Question 30: A 15-year-old boy comes to the physician because of severe muscle cramps and pain for 3 months. He first noticed these symptoms while attending tryouts for the high school football team. Since then, he becomes easily fatigued and has severe muscle pain and swelling after 10 minutes of playing. However, after a brief period of rest, the symptoms improve, and he is able to return to the game. Two days ago, he had an episode of reddish-brown urine after playing football. There is no family history of serious illness. He appears healthy. Vital signs are within normal limits. Physical and neurological examinations show no abnormalities. Serum creatine kinase concentration is 333 U/L. Urinalysis shows:
Blood 2+
Protein negative
Glucose negative
RBC negative
WBC 1–2/hpf
Which of the following is the most likely cause of this patient's symptoms?

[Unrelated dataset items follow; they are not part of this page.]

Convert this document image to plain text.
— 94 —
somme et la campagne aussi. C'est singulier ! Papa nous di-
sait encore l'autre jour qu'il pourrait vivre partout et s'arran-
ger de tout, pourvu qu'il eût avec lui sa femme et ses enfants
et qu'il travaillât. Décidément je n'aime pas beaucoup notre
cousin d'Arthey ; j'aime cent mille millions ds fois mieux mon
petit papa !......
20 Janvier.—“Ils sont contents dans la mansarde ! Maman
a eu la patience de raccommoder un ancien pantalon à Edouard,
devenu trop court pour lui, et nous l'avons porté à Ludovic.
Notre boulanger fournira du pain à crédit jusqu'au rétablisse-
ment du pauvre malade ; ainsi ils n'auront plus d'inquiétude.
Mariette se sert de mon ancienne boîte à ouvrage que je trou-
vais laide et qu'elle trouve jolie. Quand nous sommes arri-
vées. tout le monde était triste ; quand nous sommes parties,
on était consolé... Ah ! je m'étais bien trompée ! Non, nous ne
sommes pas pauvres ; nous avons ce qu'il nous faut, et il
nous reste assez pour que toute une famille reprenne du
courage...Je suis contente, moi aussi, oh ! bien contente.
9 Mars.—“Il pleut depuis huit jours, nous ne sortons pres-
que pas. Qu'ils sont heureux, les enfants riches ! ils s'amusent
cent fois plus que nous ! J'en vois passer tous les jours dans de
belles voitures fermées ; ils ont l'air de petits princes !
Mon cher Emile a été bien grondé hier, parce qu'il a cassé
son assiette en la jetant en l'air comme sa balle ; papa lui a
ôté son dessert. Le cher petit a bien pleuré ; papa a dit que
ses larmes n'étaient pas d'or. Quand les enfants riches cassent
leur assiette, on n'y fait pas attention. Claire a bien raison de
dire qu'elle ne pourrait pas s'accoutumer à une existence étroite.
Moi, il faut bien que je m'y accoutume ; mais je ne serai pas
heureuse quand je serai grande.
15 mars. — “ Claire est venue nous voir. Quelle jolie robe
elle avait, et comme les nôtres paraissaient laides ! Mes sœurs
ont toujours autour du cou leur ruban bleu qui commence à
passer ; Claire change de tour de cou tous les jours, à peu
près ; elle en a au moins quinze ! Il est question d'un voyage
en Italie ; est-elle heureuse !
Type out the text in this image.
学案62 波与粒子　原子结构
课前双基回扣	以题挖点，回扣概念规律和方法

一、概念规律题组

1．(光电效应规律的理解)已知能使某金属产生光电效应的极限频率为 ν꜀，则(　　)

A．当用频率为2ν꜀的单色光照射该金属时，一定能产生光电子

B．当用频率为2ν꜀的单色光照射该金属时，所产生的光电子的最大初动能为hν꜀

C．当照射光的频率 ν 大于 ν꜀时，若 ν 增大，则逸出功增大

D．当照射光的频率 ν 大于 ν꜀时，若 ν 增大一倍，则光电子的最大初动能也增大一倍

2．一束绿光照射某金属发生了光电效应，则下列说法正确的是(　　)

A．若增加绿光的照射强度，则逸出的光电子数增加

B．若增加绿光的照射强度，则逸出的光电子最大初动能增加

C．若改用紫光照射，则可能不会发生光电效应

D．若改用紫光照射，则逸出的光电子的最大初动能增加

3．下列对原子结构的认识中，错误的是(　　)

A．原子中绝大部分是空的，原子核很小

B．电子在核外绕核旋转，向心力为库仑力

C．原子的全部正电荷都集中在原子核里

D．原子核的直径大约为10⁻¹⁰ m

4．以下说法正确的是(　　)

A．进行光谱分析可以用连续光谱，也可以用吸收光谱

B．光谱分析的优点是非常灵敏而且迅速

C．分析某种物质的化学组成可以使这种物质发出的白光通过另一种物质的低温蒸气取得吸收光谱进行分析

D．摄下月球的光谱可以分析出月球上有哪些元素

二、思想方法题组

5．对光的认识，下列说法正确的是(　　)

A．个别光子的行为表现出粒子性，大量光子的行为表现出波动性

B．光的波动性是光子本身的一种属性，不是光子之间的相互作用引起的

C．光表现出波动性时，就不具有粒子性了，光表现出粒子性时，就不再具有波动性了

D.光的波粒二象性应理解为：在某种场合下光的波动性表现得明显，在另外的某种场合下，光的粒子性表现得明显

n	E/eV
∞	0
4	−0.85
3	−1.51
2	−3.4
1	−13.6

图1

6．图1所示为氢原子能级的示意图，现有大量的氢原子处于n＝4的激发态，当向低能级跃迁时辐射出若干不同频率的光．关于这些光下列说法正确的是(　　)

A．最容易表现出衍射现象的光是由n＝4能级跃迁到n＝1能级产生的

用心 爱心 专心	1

A. CTG repeat in the DMPK gene
B. Myophosphorylase deficiency (Correct Answer)
C. Dystrophin gene mutation
D. Thyroid hormone deficiency
E. Acid maltase deficiency
Explanation: ***Myophosphorylase deficiency***
- This condition (also known as **McArdle disease**) presents with **exercise-induced muscle cramps, pain, and fatigue** immediately after initiating activity, with a "second wind" phenomenon where symptoms improve after resting.
- The elevated **creatine kinase** and **reddish-brown urine** (indicating **myoglobinuria** due to rhabdomyolysis) are classic findings after strenuous activity in this glycogen storage disorder.
*CTG repeat in the DMPK gene*
- This describes **myotonic dystrophy type 1**, which presents with **myotonia** (delayed muscle relaxation), muscle weakness, and often involves multiple organ systems.
- While it causes muscle weakness, it does not typically present with acute, exercise-induced pain, cramping, and rhabdomyolysis in this manner.
*Dystrophin gene mutation*
- This is characteristic of **Duchenne or Becker muscular dystrophy**, which are progressive muscle weakness disorders.
- They typically cause **progressive proximal muscle weakness** and atrophy, not acute, intermittent, exercise-induced pain and cramping with a "second wind" phenomenon.
*Thyroid hormone deficiency*
- **Hypothyroidism** can cause muscle cramps, weakness, and elevated creatine kinase, but these symptoms are usually chronic and progressive, not acutely exercise-induced with improvement after a short rest.
- It would also present with other systemic symptoms like fatigue, weight gain, and cold intolerance, which are not described.
*Acid maltase deficiency*
- Also known as **Pompe disease**, this is a glycogen storage disorder that primarily affects infants and can present in adults with **proximal muscle weakness**, respiratory insufficiency, and cardiac involvement.
- It does not typically present with acute, exercise-induced muscle cramps, pain, and rhabdomyolysis followed by a "second wind" phenomenon like McArdle disease.